Aslında bu öyküde başkasının acısına yabancılık ilksel düzeyde. Ancak hepimizi ilgilendiren, politik bir durumu temsil eden acılara karşı duyarsızlaştığımız da doğru. Acılara yetişememe durumu var, bir güne birden fazla üzüntü, haksızlık, dehşet düşüyor epeydir. Şaşıran, üzülen, isyan eden, uzlaşmaz, bağışlamaz yerlerimiz yorgun, uyuşuk maalesef.
Bir söyleşinizde etkilendiğiniz yazarlar arasında Onat Kutlar’ı saymıştınız. “Dördüncü” adlı öykünüz, Kutlar’ın “Dördüncü”süne bir gönderme mi? Özellikle ilk paragraf benzer bir mekânı çağrıştırıyor.
İlk paragrafın çağrıştırdığını şimdi fark ediyorum. Aslında o öyküde “Hanende Melek” soluğu olsun istemiştim. Ancak Onat Kutlar’ı anımsatmak da benim için sevinç kaynağı olur. “Dördüncü” adını verirken, Kutlar’ın aynı adlı öyküsünü düşünmüştüm. İki öyküde de dördüncü yok, belirsiz. Belki aralarında böyle bir rastlantı da var.
Kitaptaki öyküleriniz okunduğunda bir tortu olarak karanlık, biraz da karamsar bir aura kalıyor geriye… Bu diğer kitaplarınızda da başvurduğunuz bir izlek miydi?

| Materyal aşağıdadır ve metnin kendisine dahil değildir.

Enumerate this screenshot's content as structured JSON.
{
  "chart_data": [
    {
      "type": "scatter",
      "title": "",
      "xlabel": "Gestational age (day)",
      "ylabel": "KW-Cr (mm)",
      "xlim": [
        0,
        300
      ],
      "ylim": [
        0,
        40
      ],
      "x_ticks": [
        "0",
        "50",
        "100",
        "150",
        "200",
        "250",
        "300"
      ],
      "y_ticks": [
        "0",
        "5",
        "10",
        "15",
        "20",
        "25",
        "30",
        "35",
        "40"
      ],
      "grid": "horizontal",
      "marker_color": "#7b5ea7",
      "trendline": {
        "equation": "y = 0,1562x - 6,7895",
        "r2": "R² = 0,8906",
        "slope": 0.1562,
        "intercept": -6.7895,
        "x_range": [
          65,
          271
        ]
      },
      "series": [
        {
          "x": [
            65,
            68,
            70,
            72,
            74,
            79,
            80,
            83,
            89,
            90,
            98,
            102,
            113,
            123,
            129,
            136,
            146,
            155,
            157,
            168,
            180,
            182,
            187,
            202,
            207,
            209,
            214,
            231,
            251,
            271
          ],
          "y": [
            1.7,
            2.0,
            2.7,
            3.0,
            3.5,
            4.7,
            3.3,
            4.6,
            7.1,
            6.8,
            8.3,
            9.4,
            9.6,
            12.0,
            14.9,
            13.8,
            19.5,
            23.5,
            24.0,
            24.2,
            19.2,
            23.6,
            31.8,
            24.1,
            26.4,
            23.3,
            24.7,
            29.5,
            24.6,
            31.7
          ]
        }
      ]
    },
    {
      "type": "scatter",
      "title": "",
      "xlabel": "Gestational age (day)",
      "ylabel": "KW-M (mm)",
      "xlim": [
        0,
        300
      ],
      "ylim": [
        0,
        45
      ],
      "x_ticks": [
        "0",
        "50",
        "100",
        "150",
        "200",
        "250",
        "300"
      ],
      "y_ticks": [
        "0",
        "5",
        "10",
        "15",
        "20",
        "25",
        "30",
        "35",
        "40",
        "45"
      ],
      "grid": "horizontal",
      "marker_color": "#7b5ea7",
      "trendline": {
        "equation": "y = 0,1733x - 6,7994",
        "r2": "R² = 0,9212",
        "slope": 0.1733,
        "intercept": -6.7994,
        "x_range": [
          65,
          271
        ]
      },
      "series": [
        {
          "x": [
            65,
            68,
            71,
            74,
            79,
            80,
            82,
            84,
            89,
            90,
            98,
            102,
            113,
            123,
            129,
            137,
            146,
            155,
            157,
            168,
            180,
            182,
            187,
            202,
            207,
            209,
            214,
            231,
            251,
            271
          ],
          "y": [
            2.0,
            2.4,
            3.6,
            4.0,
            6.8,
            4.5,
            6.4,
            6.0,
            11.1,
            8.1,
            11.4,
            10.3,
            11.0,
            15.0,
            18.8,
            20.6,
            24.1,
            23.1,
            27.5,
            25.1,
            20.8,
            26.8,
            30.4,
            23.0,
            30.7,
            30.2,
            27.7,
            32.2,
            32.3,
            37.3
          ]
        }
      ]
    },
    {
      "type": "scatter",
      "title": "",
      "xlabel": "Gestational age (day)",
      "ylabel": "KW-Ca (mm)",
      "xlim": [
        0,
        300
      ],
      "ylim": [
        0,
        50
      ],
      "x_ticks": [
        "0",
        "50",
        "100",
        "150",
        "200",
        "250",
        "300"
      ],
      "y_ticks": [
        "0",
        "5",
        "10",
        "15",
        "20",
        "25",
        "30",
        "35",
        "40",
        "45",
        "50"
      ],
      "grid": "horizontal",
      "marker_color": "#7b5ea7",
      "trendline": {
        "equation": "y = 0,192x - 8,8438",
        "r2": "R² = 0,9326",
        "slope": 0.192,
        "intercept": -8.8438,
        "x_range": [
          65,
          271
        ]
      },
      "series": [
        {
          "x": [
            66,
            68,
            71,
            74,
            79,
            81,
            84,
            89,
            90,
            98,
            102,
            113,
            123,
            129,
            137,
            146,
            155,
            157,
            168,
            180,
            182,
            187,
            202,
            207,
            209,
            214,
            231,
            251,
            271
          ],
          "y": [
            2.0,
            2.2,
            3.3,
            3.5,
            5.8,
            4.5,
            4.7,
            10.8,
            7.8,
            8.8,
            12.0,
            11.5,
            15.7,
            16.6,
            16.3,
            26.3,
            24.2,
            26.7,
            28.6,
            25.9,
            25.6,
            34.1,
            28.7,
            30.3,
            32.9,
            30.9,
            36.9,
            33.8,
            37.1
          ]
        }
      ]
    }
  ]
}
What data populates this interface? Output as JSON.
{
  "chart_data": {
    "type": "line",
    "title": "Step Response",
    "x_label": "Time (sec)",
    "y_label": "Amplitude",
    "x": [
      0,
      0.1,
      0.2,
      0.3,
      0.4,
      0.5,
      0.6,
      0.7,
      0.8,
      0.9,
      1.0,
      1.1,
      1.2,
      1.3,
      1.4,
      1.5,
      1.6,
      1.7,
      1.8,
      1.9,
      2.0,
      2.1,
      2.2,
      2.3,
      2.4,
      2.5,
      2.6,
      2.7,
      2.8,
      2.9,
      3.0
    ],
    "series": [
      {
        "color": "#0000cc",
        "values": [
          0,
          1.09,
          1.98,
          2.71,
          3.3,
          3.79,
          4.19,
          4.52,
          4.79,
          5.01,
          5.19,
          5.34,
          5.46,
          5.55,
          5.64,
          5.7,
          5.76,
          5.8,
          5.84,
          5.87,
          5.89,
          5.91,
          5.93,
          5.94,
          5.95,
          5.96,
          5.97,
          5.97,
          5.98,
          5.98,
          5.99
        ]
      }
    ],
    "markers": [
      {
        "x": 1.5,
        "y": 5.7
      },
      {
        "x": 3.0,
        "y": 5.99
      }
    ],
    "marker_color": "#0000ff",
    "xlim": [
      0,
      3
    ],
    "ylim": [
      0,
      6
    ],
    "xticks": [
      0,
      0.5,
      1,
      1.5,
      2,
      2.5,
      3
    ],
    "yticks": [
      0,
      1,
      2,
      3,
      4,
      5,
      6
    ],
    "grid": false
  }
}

Umutlu öykülerin de var olduğunu ya da öykülerde umudun da var olduğunu sanıyordum (Gülüyor.) Karanlık, karamsarlık özellikle başvurduğum izlekler değil. Beni çeken gizem, bilinmezlik, belirsizlik olabilir. Bunlar genellikte karanlıkta var olurlar, doğru. Ancak bir “acaba” ile bile olsa umudu koruduğumu sanıyorum.
Bir muğlaklık var ve sanki bütün karakterler o muğlaklığın içinde debeleniyorlar. Sanat-hayat karşılaştırması beklemiyorum ama siz hayata bakarken benzer debelenmeler, muğlaklıklar görüyor, buluyor musunuz?
Tabii. Yani çok absürt bir şeyin birden çok mantıklı bulunması, kabul edilemezin giderek sıradanlaşması özellikle son zamanlarda gündelik hayatta tanıklık ettiğimiz kavrama biçimleri. Algılayış ve kabullenişteki ani değişimler sanatın her alanı için ilham verici, hatta bazen sanatla yapabileceğiniz, gerçeğin gerisinde bile kalıyor.